Which isn’t what Holly means, at all. She’s not sure whether Dad not getting it is irritating or a relief. ‘Yeah,’ she says. ‘Probably.’

Dad throws the potatoes into the casserole dish. He says, ‘It’s a good impulse. Just take your time; don’t get fixed on a plan till you’re a hundred per cent definite. Yeah?’

Holly says, ‘How come you don’t want me to do defence?’

‘I’d be only delighted. That’s where the money is; you can keep me in the style to which I wish to become accustomed.’

He’s slipping away, the nonstick glint coming into his eyes. ‘Dad. I’m asking.’

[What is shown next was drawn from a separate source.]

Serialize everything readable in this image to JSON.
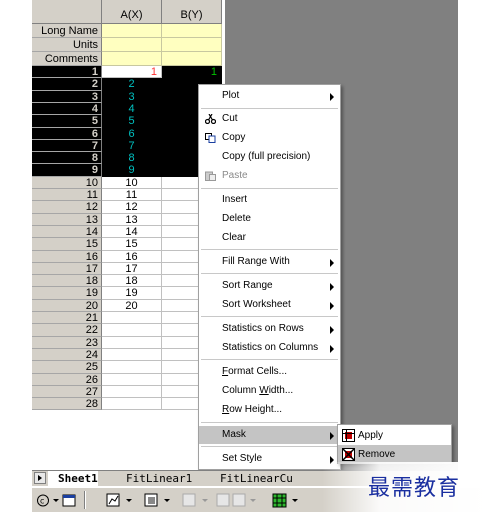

‘Defence lawyers hate me. I thought you were going to do your hating me around about now, get it out of your system, and by the time you were twenty or so we’d get on great again. I didn’t think you’d be just getting started.’ Dad heads for the fridge and starts rummaging. ‘Your mother said to put in carrots. How many do you figure we need?’

‘Dad.’

Dad leans back against the fridge, watching Holly. ‘Let me ask you this,’ he says. ‘A client shows up at your office, wanting you to defend him. He’s been arrested – and we’re not talking littering here; we’re talking something way out on the other side of bad. The more you talk to him, the more you’re positive he’s guilty as hell. But he’s got money, and your kid needs braces and school fees. What do you do?’

Holly shrugs. ‘I figure it out then.’

She doesn’t know how to tell her dad, only half of her even wants to tell her dad, that that’s the whole point. Everything the prosecutors have, all the backup, the system, the safe certainty that they’re the good guys: that feels lazy, feels sticky-slimy as cowardice. Holly wants to be the one out on her own, working out for herself what’s right and what’s wrong this time. She wants to be the one coming up with fast zigzag ways to get each story the right ending. That feels clean; that feels like courage.

‘That’s one way to do it.’ Dad pulls out a bag of carrots. ‘One? Two?’

‘Put two.’ He has the recipe right there; he doesn’t need to ask.

‘How about your mates? Any of them thinking of law?’

A zap of irritation stiffens Holly’s legs. ‘No. I actually can think all by myself. Isn’t that amazing?’

Dad grins and heads back to the counter. On his way past he lays a hand on Holly’s head, warm and just the right strength. He’s relented, or decided to act like it. He says, ‘You’ll make a good barrister, if that’s what you decide on. Either side of the courtroom.’ He runs his hand down her hair and goes to work on the carrots. ‘Don’t sweat it, chickadee. You’ll make the right call.’

The conversation’s over. All his careful probing and all his deep serious speeches, and she slipped right past without him laying a finger on what she’s actually thinking. Holly feels a quick prickle of triumph and shame. She chops harder.

Dad says, ‘So what do your mates have in mind?’

‘Julia’s going to do journalism. Becca’s not sure. Selena wants to go to art school.’